Survival Analysis | An Introduction

A detailed introduction on Survival Analysis.

Sushma Dhamodharan
Analytics Vidhya
9 min readMar 1, 2020

--

In logistic regression, we are interested in studying how risk factors were associated with presence or absence of disease. Sometimes though we’re interested in how a risk factor or treatment affects time to disease or some other event. Or we may have study dropout, and therefore subjects who we are not sure if they had disease or not. In these cases, logistic regression is not appropriate.

Survival analysis is used to analyze data in which the Time until the Event is of interest. The response is often referred to as a Failure Time, Survival Time, or Event time.

What is Survival Analysis ?

Survival analysis is a collection of statistical procedures for data analysis for which the outcome variable of interest is time until an event occurs.

In layman terms, we are basically trying to analyze the data we have in hand until the event of interest has occurred.

There are two important terminologies to be taken into account, which are discussed below :

Time and Event

Time also called the Survival Time can be in month, years, age etc., as it gives the time that an individual has survived over some follow-up period.

Event usually refers to failure or death (for example, event is “developing heart disease,” and the outcome is “time in years until a person develops heart disease.”), it can also be a positive event (for example “time to return to work after an surgical procedure”, in this case failure is a positive event.). Often the event may not be just one event, in those cases we will consider them as competing events.

One another main advantage of survival analysis is taking into consideration the censored data.

Censoring

It occurs when we have some information about individual survival time, but we don’t know the survival time exactly.

Censoring during study of truck maintenance times

Why censoring occurs ?

Example : Leukemia patients followed until they go out of remission.

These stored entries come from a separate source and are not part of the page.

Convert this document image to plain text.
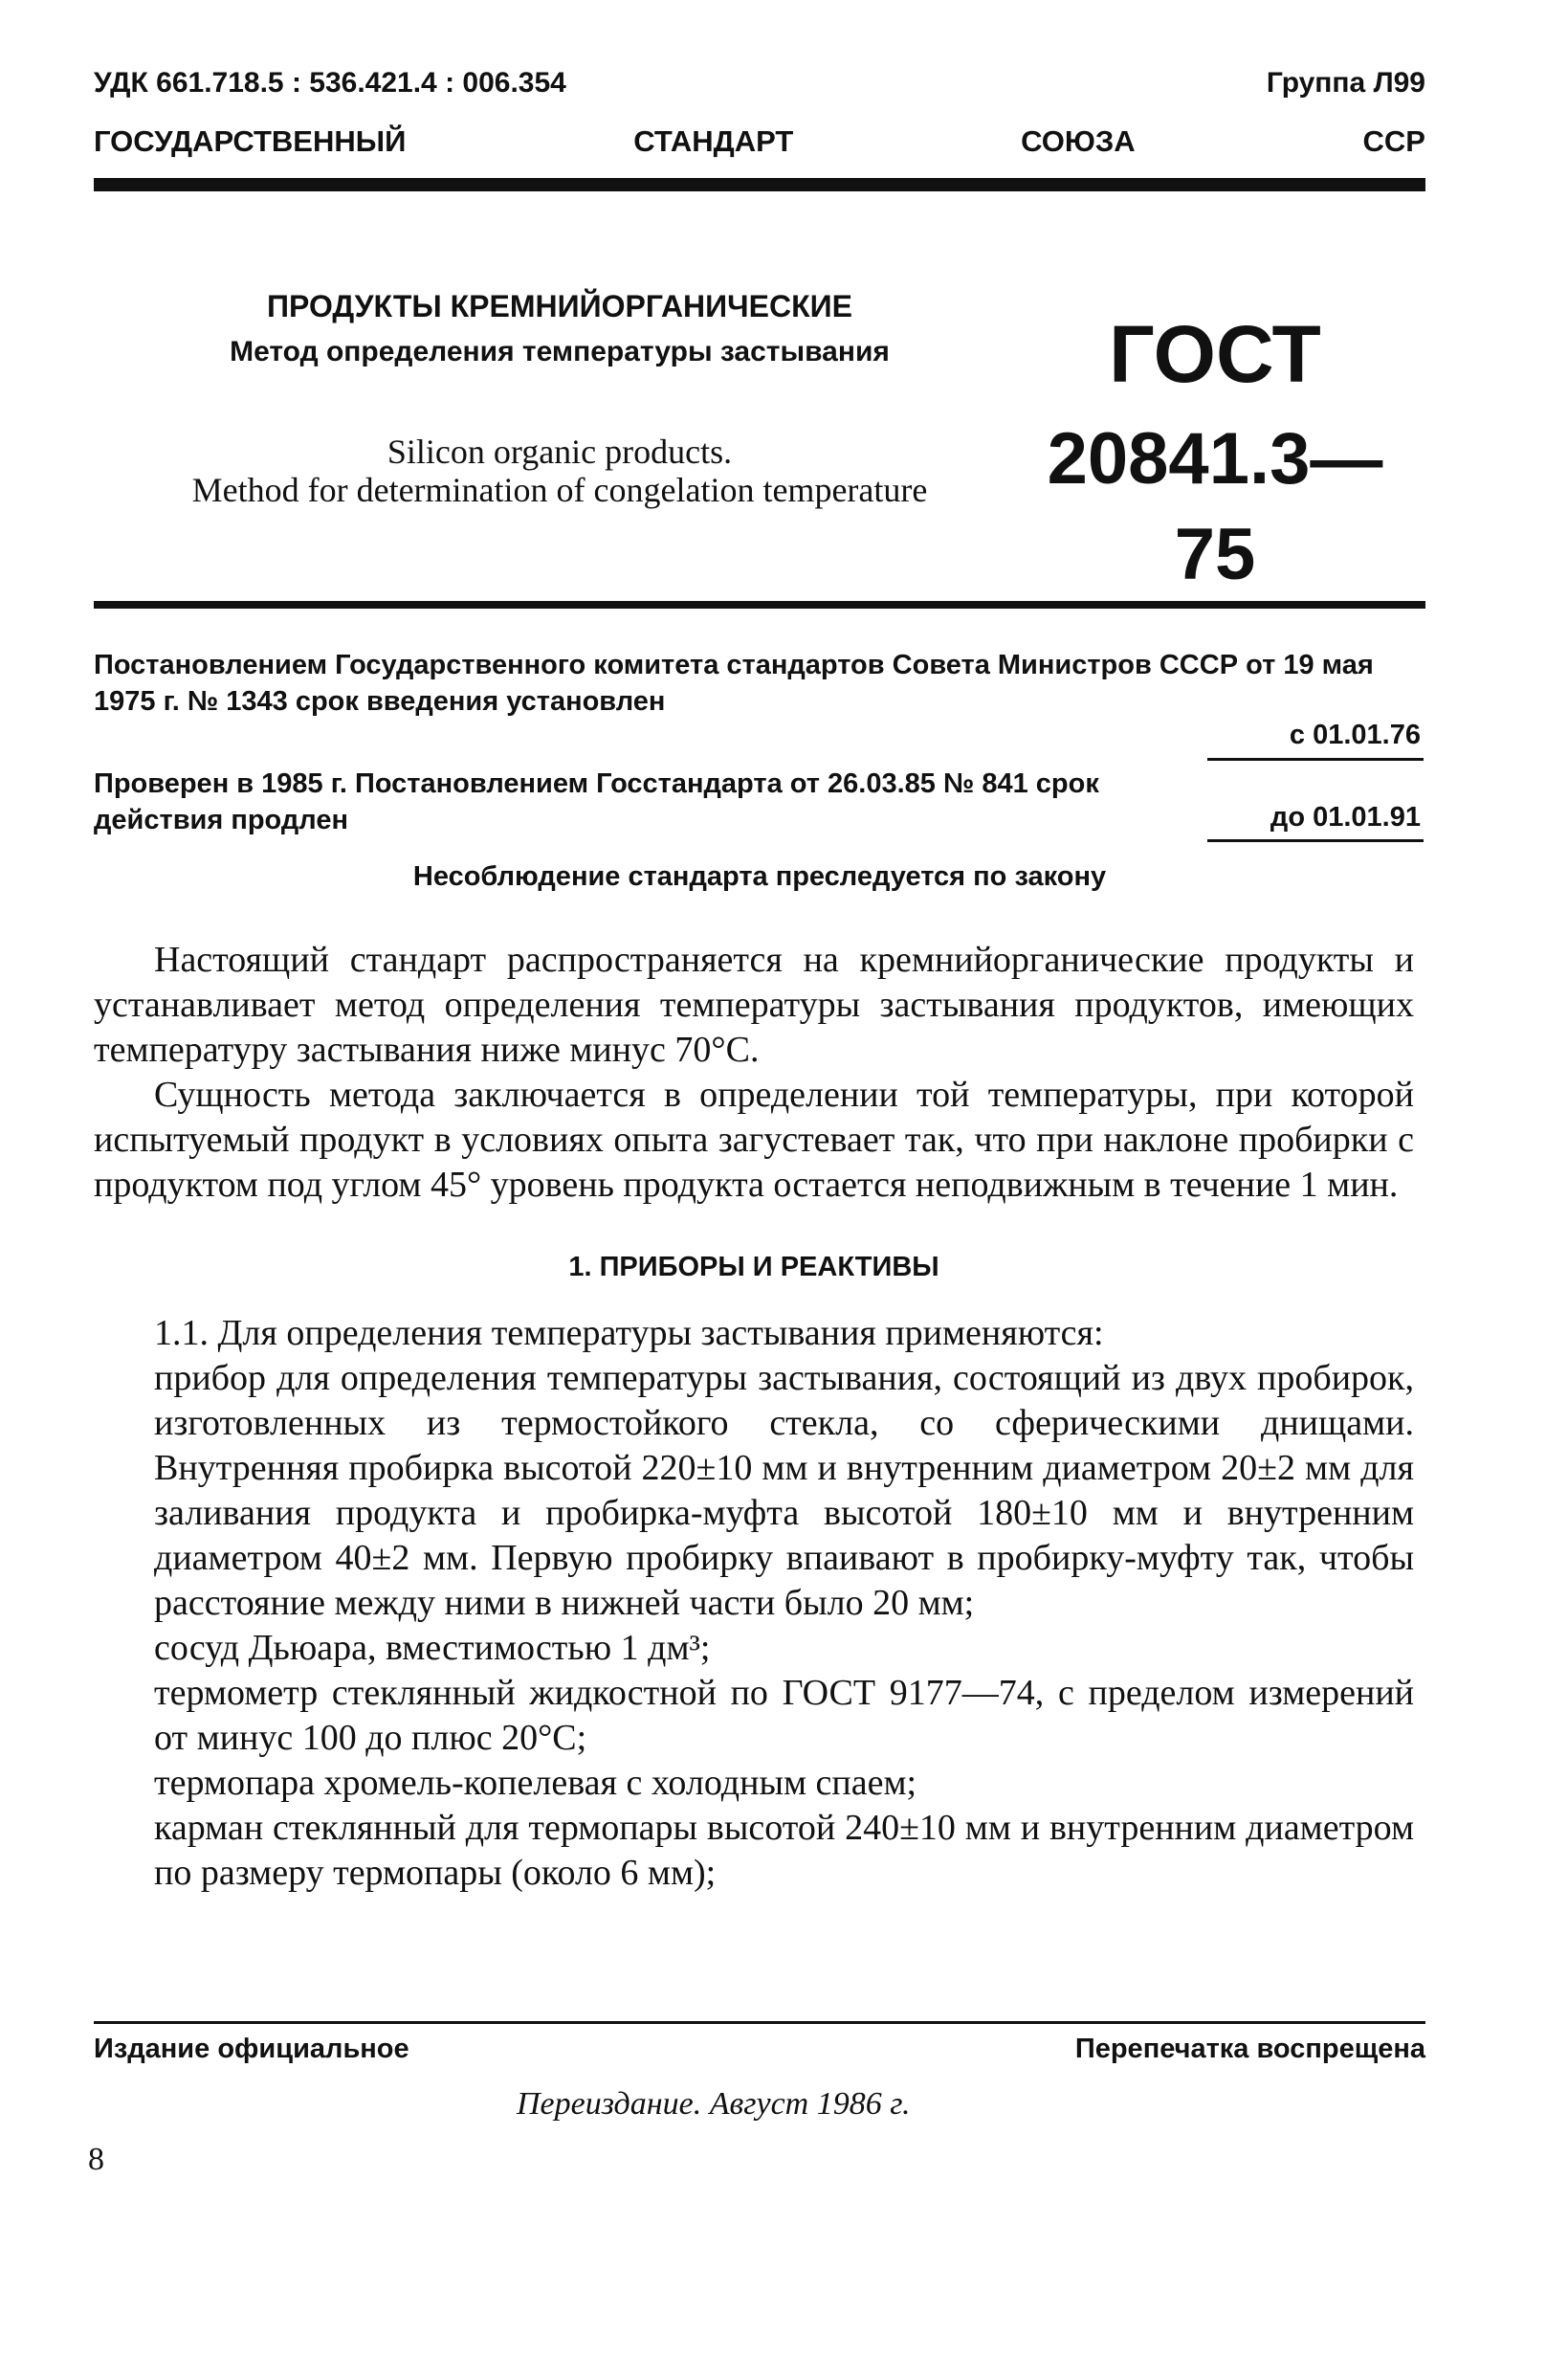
УДК 661.718.5 : 536.421.4 : 006.354	Группа Л99
ГОСУДАРСТВЕННЫЙ	СТАНДАРТ	СОЮЗА	ССР
ПРОДУКТЫ КРЕМНИЙОРГАНИЧЕСКИЕ
Метод определения температуры застывания
Silicon organic products.
Method for determination of congelation temperature
ГОСТ
20841.3—75
Постановлением Государственного комитета стандартов Совета Министров СССР от 19 мая 1975 г. № 1343 срок введения установлен
с 01.01.76
Проверен в 1985 г. Постановлением Госстандарта от 26.03.85 № 841 срок действия продлен	до 01.01.91
Несоблюдение стандарта преследуется по закону

Настоящий стандарт распространяется на кремнийорганические продукты и устанавливает метод определения температуры застывания продуктов, имеющих температуру застывания ниже минус 70°С.

Сущность метода заключается в определении той температуры, при которой испытуемый продукт в условиях опыта загустевает так, что при наклоне пробирки с продуктом под углом 45° уровень продукта остается неподвижным в течение 1 мин.

1. ПРИБОРЫ И РЕАКТИВЫ

1.1. Для определения температуры застывания применяются:

прибор для определения температуры застывания, состоящий из двух пробирок, изготовленных из термостойкого стекла, со сферическими днищами. Внутренняя пробирка высотой 220±10 мм и внутренним диаметром 20±2 мм для заливания продукта и пробирка-муфта высотой 180±10 мм и внутренним диаметром 40±2 мм. Первую пробирку впаивают в пробирку-муфту так, чтобы расстояние между ними в нижней части было 20 мм;

сосуд Дьюара, вместимостью 1 дм³;

термометр стеклянный жидкостной по ГОСТ 9177—74, с пределом измерений от минус 100 до плюс 20°С;

термопара хромель-копелевая с холодным спаем;

карман стеклянный для термопары высотой 240±10 мм и внутренним диаметром по размеру термопары (около 6 мм);

Издание официальное	Перепечатка воспрещена
Переиздание. Август 1986 г.
8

  • Study ends while patient is still in remission
  • Person goes out after the study ends
  • Withdraws from the study

In general data is said to be censored if,

A person does not experience the event before the study ends.

A person lost to follow-up during the study period.

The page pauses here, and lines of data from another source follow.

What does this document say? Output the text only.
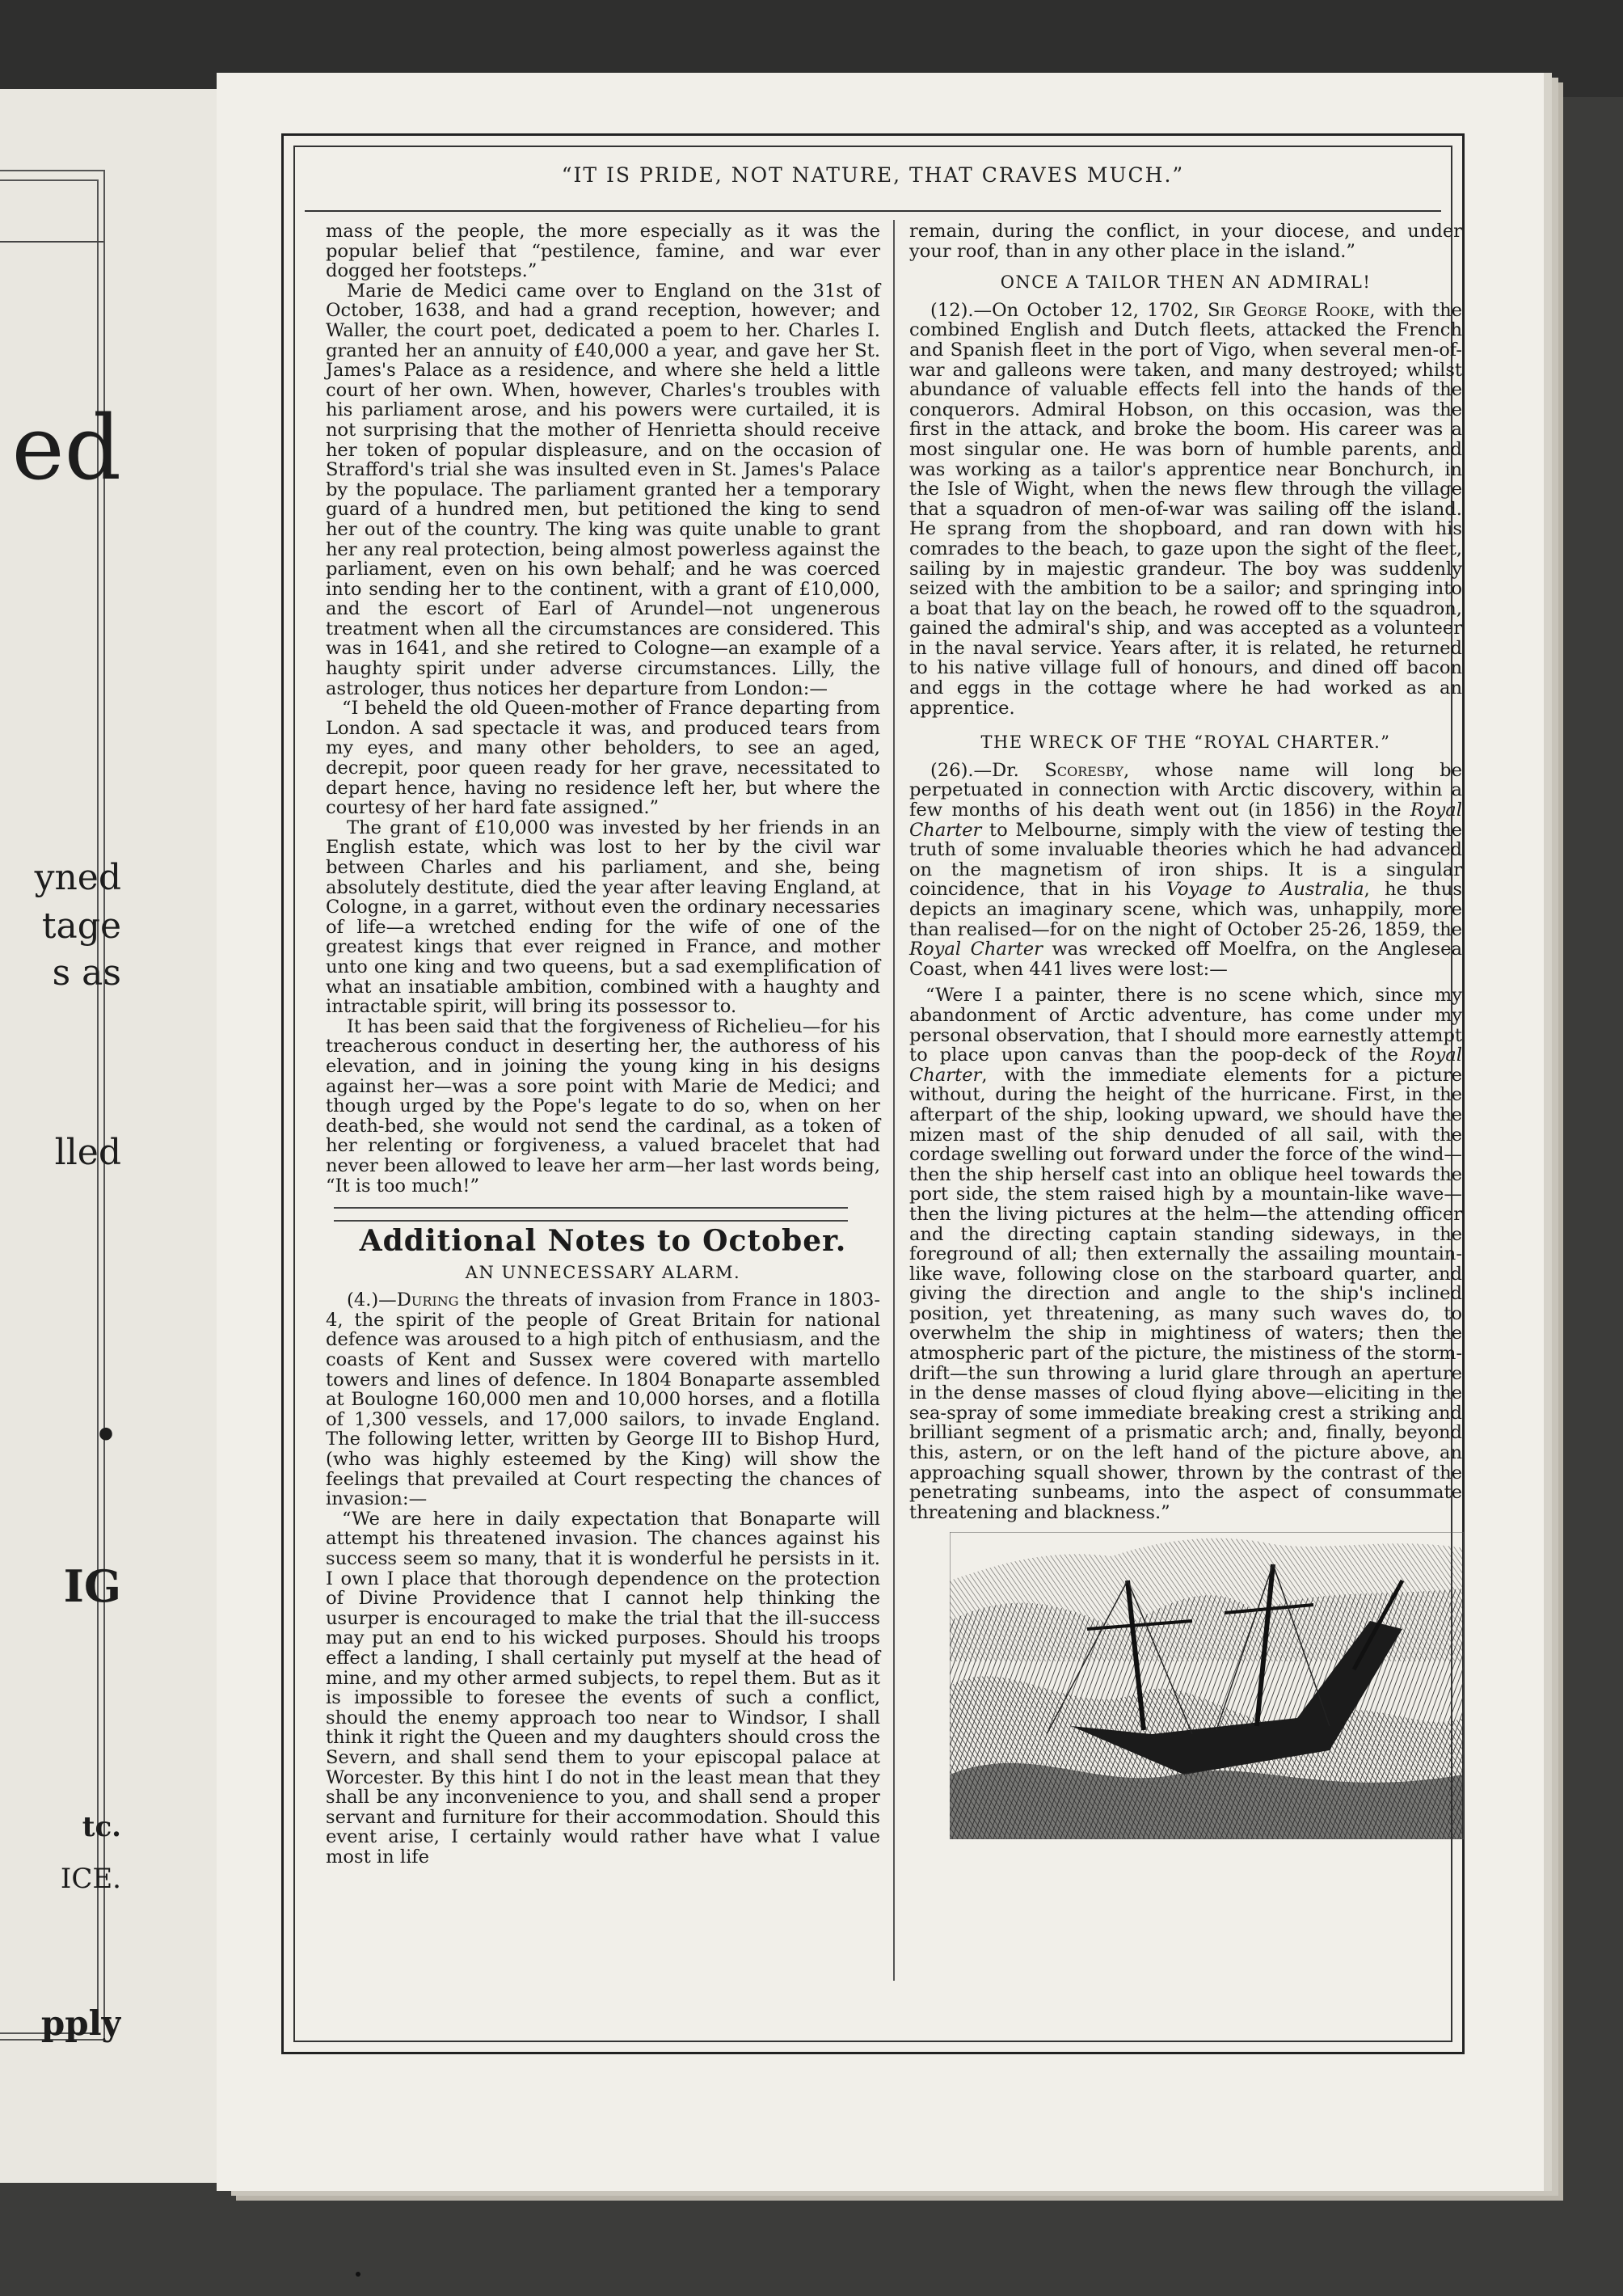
ed
yned
tage
s as
lled
.
IG
tc.
ICE.
pply
“IT IS PRIDE, NOT NATURE, THAT CRAVES MUCH.”

mass of the people, the more especially as it was the popular belief that “pestilence, famine, and war ever dogged her footsteps.”

Marie de Medici came over to England on the 31st of October, 1638, and had a grand reception, however; and Waller, the court poet, dedicated a poem to her. Charles I. granted her an annuity of £40,000 a year, and gave her St. James's Palace as a residence, and where she held a little court of her own. When, however, Charles's troubles with his parliament arose, and his powers were curtailed, it is not surprising that the mother of Henrietta should receive her token of popular displeasure, and on the occasion of Strafford's trial she was insulted even in St. James's Palace by the populace. The parliament granted her a temporary guard of a hundred men, but petitioned the king to send her out of the country. The king was quite unable to grant her any real protection, being almost powerless against the parliament, even on his own behalf; and he was coerced into sending her to the continent, with a grant of £10,000, and the escort of Earl of Arundel—not ungenerous treatment when all the circumstances are considered. This was in 1641, and she retired to Cologne—an example of a haughty spirit under adverse circumstances. Lilly, the astrologer, thus notices her departure from London:—

“I beheld the old Queen-mother of France departing from London. A sad spectacle it was, and produced tears from my eyes, and many other beholders, to see an aged, decrepit, poor queen ready for her grave, necessitated to depart hence, having no residence left her, but where the courtesy of her hard fate assigned.”

The grant of £10,000 was invested by her friends in an English estate, which was lost to her by the civil war between Charles and his parliament, and she, being absolutely destitute, died the year after leaving England, at Cologne, in a garret, without even the ordinary necessaries of life—a wretched ending for the wife of one of the greatest kings that ever reigned in France, and mother unto one king and two queens, but a sad exemplification of what an insatiable ambition, combined with a haughty and intractable spirit, will bring its possessor to.

It has been said that the forgiveness of Richelieu—for his treacherous conduct in deserting her, the authoress of his elevation, and in joining the young king in his designs against her—was a sore point with Marie de Medici; and though urged by the Pope's legate to do so, when on her death-bed, she would not send the cardinal, as a token of her relenting or forgiveness, a valued bracelet that had never been allowed to leave her arm—her last words being, “It is too much!”

Additional Notes to October.
AN UNNECESSARY ALARM.

(4.)—During the threats of invasion from France in 1803-4, the spirit of the people of Great Britain for national defence was aroused to a high pitch of enthusiasm, and the coasts of Kent and Sussex were covered with martello towers and lines of defence. In 1804 Bonaparte assembled at Boulogne 160,000 men and 10,000 horses, and a flotilla of 1,300 vessels, and 17,000 sailors, to invade England. The following letter, written by George III to Bishop Hurd, (who was highly esteemed by the King) will show the feelings that prevailed at Court respecting the chances of invasion:—

“We are here in daily expectation that Bonaparte will attempt his threatened invasion. The chances against his success seem so many, that it is wonderful he persists in it. I own I place that thorough dependence on the protection of Divine Providence that I cannot help thinking the usurper is encouraged to make the trial that the ill-success may put an end to his wicked purposes. Should his troops effect a landing, I shall certainly put myself at the head of mine, and my other armed subjects, to repel them. But as it is impossible to foresee the events of such a conflict, should the enemy approach too near to Windsor, I shall think it right the Queen and my daughters should cross the Severn, and shall send them to your episcopal palace at Worcester. By this hint I do not in the least mean that they shall be any inconvenience to you, and shall send a proper servant and furniture for their accommodation. Should this event arise, I certainly would rather have what I value most in life

remain, during the conflict, in your diocese, and under your roof, than in any other place in the island.”

ONCE A TAILOR THEN AN ADMIRAL!

(12).—On October 12, 1702, Sir George Rooke, with the combined English and Dutch fleets, attacked the French and Spanish fleet in the port of Vigo, when several men-of-war and galleons were taken, and many destroyed; whilst abundance of valuable effects fell into the hands of the conquerors. Admiral Hobson, on this occasion, was the first in the attack, and broke the boom. His career was a most singular one. He was born of humble parents, and was working as a tailor's apprentice near Bonchurch, in the Isle of Wight, when the news flew through the village that a squadron of men-of-war was sailing off the island. He sprang from the shopboard, and ran down with his comrades to the beach, to gaze upon the sight of the fleet, sailing by in majestic grandeur. The boy was suddenly seized with the ambition to be a sailor; and springing into a boat that lay on the beach, he rowed off to the squadron, gained the admiral's ship, and was accepted as a volunteer in the naval service. Years after, it is related, he returned to his native village full of honours, and dined off bacon and eggs in the cottage where he had worked as an apprentice.

THE WRECK OF THE “ROYAL CHARTER.”

(26).—Dr. Scoresby, whose name will long be perpetuated in connection with Arctic discovery, within a few months of his death went out (in 1856) in the Royal Charter to Melbourne, simply with the view of testing the truth of some invaluable theories which he had advanced on the magnetism of iron ships. It is a singular coincidence, that in his Voyage to Australia, he thus depicts an imaginary scene, which was, unhappily, more than realised—for on the night of October 25-26, 1859, the Royal Charter was wrecked off Moelfra, on the Anglesea Coast, when 441 lives were lost:—

“Were I a painter, there is no scene which, since my abandonment of Arctic adventure, has come under my personal observation, that I should more earnestly attempt to place upon canvas than the poop-deck of the Royal Charter, with the immediate elements for a picture without, during the height of the hurricane. First, in the afterpart of the ship, looking upward, we should have the mizen mast of the ship denuded of all sail, with the cordage swelling out forward under the force of the wind—then the ship herself cast into an oblique heel towards the port side, the stem raised high by a mountain-like wave—then the living pictures at the helm—the attending officer and the directing captain standing sideways, in the foreground of all; then externally the assailing mountain-like wave, following close on the starboard quarter, and giving the direction and angle to the ship's inclined position, yet threatening, as many such waves do, to overwhelm the ship in mightiness of waters; then the atmospheric part of the picture, the mistiness of the storm-drift—the sun throwing a lurid glare through an aperture in the dense masses of cloud flying above—eliciting in the sea-spray of some immediate breaking crest a striking and brilliant segment of a prismatic arch; and, finally, beyond this, astern, or on the left hand of the picture above, an approaching squall shower, thrown by the contrast of the penetrating sunbeams, into the aspect of consummate threatening and blackness.”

A person withdraws from the study because of death.

Different types of Censoring

Right Censoring
Right Censoring

Right Censoring : true survival time is equal to or greater than observed survival time. A person whose lost to follow-up, withdrawn from the study or study ended while he still didn’t get to the event. For these data, the complete survival time interval, which we don’t really know, has been cut off (i.e., censored) at the right side of the observed survival time interval.

Left Censoring

Left Censoring : true survival time is less than or equal to the observed survival time. Suppose we are following people until they become HIV+, though at a certain period of time when we test the person shows +, we may not know when the person was actually affected first. In this case the data is left censored.

Interval Censoring
Interval Censoring

Interval Censoring : true survival time is within a known time interval. A person had two HIV tests, on in which he/she has got negative (time t1) and the other positive (time t2), in this case we know the exact time of he/she getting HIV is between (t1,t2).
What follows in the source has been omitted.